冷酷社長な旦那様が「君のためなら死ねる」と言い出しました~ヤンデレ御曹司の激重愛~

「シェーレなら、いつかもっとすごい治療薬を作ってくれるんじゃないかなって期待してる」
「旦那様が社長なんですもんね? もーカッコよすぎ! 救世主!」

 顎の下で手を組む結海ちゃんが褒めまくるので、私も口元が緩みっぱなしだ。桐人さんなら医療界に衝撃を与えるような製品を生み出しそうだと、本気で思う私はおめでたい人間かな。

 しかし、そうやってのろけるのは私だけではない。

「実は私、病気がきっかけで彼氏ができたんです。大学の先輩の」
「えっ!?」

 背筋を伸ばした結海ちゃんの、突然の交際宣言に目を丸くした。

 彼女がムーンフェイスになるのを極端に嫌がっていたのは、好きな人がいるからだと後々知った。その彼とうまくいったということだろうか。

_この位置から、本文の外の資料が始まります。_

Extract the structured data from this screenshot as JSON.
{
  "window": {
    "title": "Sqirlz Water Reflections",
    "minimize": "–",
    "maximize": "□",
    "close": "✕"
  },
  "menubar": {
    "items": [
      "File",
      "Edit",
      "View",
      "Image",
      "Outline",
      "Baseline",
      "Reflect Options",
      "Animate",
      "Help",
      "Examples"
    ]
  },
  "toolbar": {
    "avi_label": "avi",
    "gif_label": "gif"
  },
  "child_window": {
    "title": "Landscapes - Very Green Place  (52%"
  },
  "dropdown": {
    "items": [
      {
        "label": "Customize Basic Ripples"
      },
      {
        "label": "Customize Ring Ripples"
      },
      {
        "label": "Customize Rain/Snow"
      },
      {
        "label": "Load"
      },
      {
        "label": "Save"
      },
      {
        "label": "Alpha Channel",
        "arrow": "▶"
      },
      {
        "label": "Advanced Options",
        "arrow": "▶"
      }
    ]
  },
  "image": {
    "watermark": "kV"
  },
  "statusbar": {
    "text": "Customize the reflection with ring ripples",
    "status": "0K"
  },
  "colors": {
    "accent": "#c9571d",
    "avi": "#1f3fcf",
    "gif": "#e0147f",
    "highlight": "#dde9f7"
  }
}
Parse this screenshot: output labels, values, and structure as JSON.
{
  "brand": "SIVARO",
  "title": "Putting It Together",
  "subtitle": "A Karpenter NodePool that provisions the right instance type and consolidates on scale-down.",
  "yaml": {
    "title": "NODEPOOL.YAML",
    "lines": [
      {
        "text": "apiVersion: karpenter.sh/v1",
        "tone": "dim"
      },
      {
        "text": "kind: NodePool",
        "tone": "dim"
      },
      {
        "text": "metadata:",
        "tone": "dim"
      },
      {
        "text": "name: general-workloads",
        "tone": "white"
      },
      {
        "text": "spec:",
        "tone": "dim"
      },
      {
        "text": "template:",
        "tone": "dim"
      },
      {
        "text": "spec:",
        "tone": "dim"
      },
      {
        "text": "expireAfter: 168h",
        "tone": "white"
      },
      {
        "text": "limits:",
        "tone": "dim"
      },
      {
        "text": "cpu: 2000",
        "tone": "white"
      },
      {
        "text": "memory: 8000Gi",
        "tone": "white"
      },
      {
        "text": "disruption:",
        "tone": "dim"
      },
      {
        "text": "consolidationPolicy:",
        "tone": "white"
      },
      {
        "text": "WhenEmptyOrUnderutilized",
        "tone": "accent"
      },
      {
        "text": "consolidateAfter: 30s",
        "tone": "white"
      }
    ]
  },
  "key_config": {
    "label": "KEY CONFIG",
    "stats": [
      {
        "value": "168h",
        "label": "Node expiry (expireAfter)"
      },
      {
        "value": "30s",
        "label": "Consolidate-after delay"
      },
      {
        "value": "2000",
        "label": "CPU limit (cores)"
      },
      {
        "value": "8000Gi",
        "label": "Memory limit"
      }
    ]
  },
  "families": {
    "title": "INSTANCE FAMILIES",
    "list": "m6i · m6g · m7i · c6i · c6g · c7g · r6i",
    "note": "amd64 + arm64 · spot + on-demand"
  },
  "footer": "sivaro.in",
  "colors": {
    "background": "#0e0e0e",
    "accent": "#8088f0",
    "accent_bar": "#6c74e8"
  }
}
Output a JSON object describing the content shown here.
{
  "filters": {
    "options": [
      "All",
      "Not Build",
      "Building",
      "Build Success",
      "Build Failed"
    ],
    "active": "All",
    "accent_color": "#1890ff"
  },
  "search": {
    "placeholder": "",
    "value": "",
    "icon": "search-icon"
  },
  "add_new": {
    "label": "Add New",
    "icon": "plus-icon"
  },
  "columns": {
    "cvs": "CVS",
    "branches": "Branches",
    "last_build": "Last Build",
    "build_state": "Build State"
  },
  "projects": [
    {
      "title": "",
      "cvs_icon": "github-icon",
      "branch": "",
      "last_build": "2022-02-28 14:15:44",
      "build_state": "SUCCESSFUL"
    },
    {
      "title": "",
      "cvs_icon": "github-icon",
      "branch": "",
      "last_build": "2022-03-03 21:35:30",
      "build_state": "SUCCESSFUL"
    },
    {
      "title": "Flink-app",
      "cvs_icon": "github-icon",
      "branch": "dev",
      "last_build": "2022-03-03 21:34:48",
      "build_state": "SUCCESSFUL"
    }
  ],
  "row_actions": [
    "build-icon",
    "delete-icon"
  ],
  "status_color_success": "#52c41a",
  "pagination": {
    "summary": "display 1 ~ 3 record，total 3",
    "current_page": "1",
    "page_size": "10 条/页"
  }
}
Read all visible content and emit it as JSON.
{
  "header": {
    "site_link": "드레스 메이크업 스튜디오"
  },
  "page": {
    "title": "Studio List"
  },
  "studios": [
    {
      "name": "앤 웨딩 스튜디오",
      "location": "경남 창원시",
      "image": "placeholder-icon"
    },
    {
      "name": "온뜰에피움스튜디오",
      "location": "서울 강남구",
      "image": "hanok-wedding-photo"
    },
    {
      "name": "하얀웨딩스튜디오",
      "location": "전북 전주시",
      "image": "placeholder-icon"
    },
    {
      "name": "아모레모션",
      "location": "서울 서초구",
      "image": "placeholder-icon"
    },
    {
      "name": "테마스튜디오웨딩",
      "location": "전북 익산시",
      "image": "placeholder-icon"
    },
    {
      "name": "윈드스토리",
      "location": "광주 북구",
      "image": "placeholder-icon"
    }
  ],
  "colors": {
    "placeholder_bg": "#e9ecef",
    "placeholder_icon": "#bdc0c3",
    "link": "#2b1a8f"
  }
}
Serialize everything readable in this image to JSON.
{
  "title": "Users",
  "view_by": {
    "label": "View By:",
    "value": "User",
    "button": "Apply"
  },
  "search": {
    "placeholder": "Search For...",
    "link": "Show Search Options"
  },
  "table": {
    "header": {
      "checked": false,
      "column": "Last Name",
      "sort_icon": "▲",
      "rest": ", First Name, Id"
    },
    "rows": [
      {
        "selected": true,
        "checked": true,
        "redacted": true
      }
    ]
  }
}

「病気を告白したら、僕がちゃんと勉強して支えるって言ってくれたんです。ほら、だんだん顔丸くなってきたでしょ? そんな私も可愛いって言ってくれる人で……こんな神様みたいなメンズが現実にいたんですね!」

 自分の顔を指差す彼女は、確かに薬の影響で前よりふっくらしてきている。けれど、頬をほんのり染めて三日月みたいに目を細める姿はとっても幸せそう。

 結海ちゃんにもすべてを愛してくれる人がいたようで、本当に嬉しい。私まで幸せな気分で、彼女の手を両手で握った。